Kiever Synagogue - Synagogue Building

Synagogue Building

As the congregation grew to 50 members, it raised sufficient funds, in 1917, to purchase a house, with a $6,000 mortgage, at 25 Bellevue Avenue. The new location was on the outskirts of Kensington Market, which was becoming a bustling Jewish neighbourhood as immigrants gradually lifted themselves out of the abject poverty of the Ward and moved west.

In 1921, a second house was purchased and by 1923, the congregation grew prosperous enough to build a new synagogue on the site of the two houses. The location, at the corner of Denison Square and Bellevue, was originally the site of Belle Vue, the house built in 1815 by the area's first British settler Captain George Taylor Denison, and demolished around 1890. The new building, with a capacity for 400 people, was designed by Benjamin Swartz, and financed by a $16,000 (today $210,000) mortgage. Construction took place between 1924 and 1927, during which services were held in members' homes.

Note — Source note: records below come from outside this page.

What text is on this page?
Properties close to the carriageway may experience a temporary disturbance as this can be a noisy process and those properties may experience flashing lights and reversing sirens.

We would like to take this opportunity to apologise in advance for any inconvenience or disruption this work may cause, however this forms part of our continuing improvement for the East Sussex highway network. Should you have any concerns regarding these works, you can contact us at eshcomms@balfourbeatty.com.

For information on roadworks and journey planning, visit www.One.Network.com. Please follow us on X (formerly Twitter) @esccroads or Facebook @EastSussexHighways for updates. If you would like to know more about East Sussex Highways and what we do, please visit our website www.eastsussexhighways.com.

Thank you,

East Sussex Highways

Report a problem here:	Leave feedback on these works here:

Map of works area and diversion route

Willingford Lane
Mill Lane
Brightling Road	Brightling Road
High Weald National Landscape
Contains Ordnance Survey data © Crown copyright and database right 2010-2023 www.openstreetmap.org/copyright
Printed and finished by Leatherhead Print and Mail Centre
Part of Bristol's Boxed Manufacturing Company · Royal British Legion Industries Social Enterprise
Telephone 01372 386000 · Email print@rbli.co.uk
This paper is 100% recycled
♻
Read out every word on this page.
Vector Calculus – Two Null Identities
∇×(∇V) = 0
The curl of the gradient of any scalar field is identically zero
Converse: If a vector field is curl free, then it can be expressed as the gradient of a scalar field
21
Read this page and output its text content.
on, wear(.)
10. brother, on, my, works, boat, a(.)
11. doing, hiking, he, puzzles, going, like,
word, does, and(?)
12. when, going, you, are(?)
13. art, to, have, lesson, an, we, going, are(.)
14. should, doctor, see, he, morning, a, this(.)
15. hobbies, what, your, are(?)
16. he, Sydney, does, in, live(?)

Designed in the Byzantine Revival style, the building's exterior featured twin domed red-brick towers crowned with Stars of David, and two opposing main staircases leading up to separate main entrances on the south side. The sanctuary, however, faced the east in accordance with the tradition that Jews face Jerusalem while praying. The pews surrounded a central bimah from which services were led. In accordance with Orthodox tradition, men sat on the main floor, while women sat above in the gallery. The sanctuary's interior was illuminated by geometric stained-glass windows, featured brass ornamentation and was dominated by a huge hand-carved Torah ark, acquired in 1931. In 1934–35 paintings of biblical animals and signs of the zodiac were added to the gallery, and murals of Jerusalem and Rachel's Tomb painted on the walls of the social hall, which was in the basement. The building and sanctuary remain largely unchanged today.